第13話 棚が三ミリ傾いていますよ!
その日の午後。
「シャロウ様。こちらへ棚を一つ作っていただけませんか?」
リネットに呼ばれ、シャロウは薬品庫へ向かった。
壁際には箱や瓶が積み上げられ、足元まで物が溢れている。
「棚くらい買えばいいだろ」
「注文してから届くまで、二か月ほどかかるそうです」
「二か月?」
「紫音博士にお願いしてから、すでに半年が経っております」
「また放っといたのか」
少し離れた机で書類を書いていた紫音が顔を上げる。
「研究の優先順位が高かっただけです」
「生活の優先順位が低すぎんだろ」
シャロウは呆れたように息を吐き、壁際に置かれていた余り木材を確認した。
「この板、使っていいのか」
「研究器具の梱包に使われていたものですので、構いません」
「工具は?」
「倉庫にございます」
リネットが答えるより早く、シャロウは作業へ取りかかった。
板を切り、表面を削り、寸法を合わせる。
粗雑に見える動きには無駄がなく、組み上がった棚は、最初からその場所にあったかのように壁へ収まった。
「できたぞ」
「ありがとうございます。

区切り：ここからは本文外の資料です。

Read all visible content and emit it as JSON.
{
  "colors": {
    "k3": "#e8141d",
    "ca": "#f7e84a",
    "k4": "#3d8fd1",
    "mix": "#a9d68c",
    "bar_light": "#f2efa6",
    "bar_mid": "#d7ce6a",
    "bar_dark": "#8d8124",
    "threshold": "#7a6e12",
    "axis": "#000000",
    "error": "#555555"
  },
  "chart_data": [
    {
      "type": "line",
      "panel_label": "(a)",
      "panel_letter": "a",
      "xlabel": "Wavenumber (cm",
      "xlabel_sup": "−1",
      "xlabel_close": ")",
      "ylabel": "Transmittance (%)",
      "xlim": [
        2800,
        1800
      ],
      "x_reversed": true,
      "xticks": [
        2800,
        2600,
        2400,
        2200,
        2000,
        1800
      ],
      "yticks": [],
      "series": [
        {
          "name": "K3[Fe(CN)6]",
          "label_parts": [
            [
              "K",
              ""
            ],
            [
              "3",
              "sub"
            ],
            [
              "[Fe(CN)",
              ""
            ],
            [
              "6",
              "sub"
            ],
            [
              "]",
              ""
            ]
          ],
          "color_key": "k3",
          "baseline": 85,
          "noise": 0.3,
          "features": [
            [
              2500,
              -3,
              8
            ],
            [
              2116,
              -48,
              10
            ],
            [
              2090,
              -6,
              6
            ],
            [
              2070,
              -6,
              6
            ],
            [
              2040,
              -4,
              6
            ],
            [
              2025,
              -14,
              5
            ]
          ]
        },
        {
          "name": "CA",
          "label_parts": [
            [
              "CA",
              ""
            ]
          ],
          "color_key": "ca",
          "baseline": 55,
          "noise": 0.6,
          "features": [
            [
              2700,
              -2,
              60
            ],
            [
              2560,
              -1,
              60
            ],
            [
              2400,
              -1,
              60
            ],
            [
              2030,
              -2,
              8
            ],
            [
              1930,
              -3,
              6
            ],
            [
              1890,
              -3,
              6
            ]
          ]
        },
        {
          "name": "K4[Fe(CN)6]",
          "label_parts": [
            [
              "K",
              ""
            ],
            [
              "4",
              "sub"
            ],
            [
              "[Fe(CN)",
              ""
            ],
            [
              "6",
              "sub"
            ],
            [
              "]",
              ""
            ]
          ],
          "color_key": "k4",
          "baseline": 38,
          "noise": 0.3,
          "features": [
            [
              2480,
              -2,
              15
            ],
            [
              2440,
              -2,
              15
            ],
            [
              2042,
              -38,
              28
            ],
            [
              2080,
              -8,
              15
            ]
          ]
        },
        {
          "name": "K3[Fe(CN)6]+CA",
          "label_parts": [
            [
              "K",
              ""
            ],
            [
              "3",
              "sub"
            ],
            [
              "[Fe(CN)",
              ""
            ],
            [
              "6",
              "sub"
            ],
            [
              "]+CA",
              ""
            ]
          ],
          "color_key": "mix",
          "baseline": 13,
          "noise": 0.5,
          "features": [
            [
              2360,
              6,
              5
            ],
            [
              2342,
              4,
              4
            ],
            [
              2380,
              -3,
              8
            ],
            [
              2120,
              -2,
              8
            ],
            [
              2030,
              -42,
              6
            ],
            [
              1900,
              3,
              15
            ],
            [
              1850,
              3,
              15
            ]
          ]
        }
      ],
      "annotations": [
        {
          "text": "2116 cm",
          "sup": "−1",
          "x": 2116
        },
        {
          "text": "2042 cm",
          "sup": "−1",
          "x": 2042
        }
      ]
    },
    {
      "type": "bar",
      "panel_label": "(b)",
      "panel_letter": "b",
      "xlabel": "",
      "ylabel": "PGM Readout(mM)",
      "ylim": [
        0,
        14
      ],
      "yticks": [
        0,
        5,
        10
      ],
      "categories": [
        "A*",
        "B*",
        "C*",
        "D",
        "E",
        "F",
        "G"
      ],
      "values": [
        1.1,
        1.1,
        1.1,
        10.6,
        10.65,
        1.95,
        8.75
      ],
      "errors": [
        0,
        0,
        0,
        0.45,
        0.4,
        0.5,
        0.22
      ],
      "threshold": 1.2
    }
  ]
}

大変助かります」
リネットが棚を確認し、満足そうに頷く。
その横から、紫音が細い測定器を取り出した。
「シャロウ!」
「何だよ」
「棚が三ミリ傾いていますよ!」
「三ミリで何が変わるんだよ!」
「薬瓶が僅かに右へ寄ります」
「自分でやれよ!!!」
「私が手を怪我したらどうするんですか?」
「だったら文句言うな!」
研究棟に、シャロウの声が響いた。
有紗は扉のそばで、口元を押さえながら笑っていた。
「何笑ってんだ」
「だって、二人とも仲良くなったなと思って」
「なってねえ!」
「なっていません」
シャロウと紫音の声が重なる。
「ほら、息ぴったり」
「有紗」
「違ぇよ」
有紗はますます楽しそうに笑った。
シャロウはぶつぶつと文句を言いながら、棚の脚へ薄い板を一枚挟んだ。
紫音がもう一度測定する。
「これで水平です」
「次から自分でやれ」
「危険ですので、お断りします」
「何が危険なんだよ」
シャロウは呆れたように笑った。
ほんの一瞬だった。
けれど、有紗はそれを見逃さなかった。
「シャロウ」
「何だ」
「笑顔が増えたね」
シャロウの表情が止まる。
「……笑ってねえ」
「今、笑ってたよ」
「あいつが面倒すぎて呆れただけだ」
「それでも、前より楽しそう」
有紗は何の含みもなく言った。
「最初に会った時は、ずっと怖い顔してたでしょう?」
「お前が勝手についてきたからだ」
「今は、怖い顔をしてても前ほど怖くないよ」
「どういう意味だ」
「シャロウが本当は優しいって、分かったからかな」
シャロウは何かを言い返そうとした。
けれど、ちょうど言葉が見つからなかったらしい。
「……勝手に決めんな」
「うん」
有紗は素直に頷く。
「でも、笑顔が増えたのは本当だよ」
シャロウは顔を背け、使い終えた工具を片づけ始めた。
耳が僅かに赤くなっていることには、誰も触れなかった。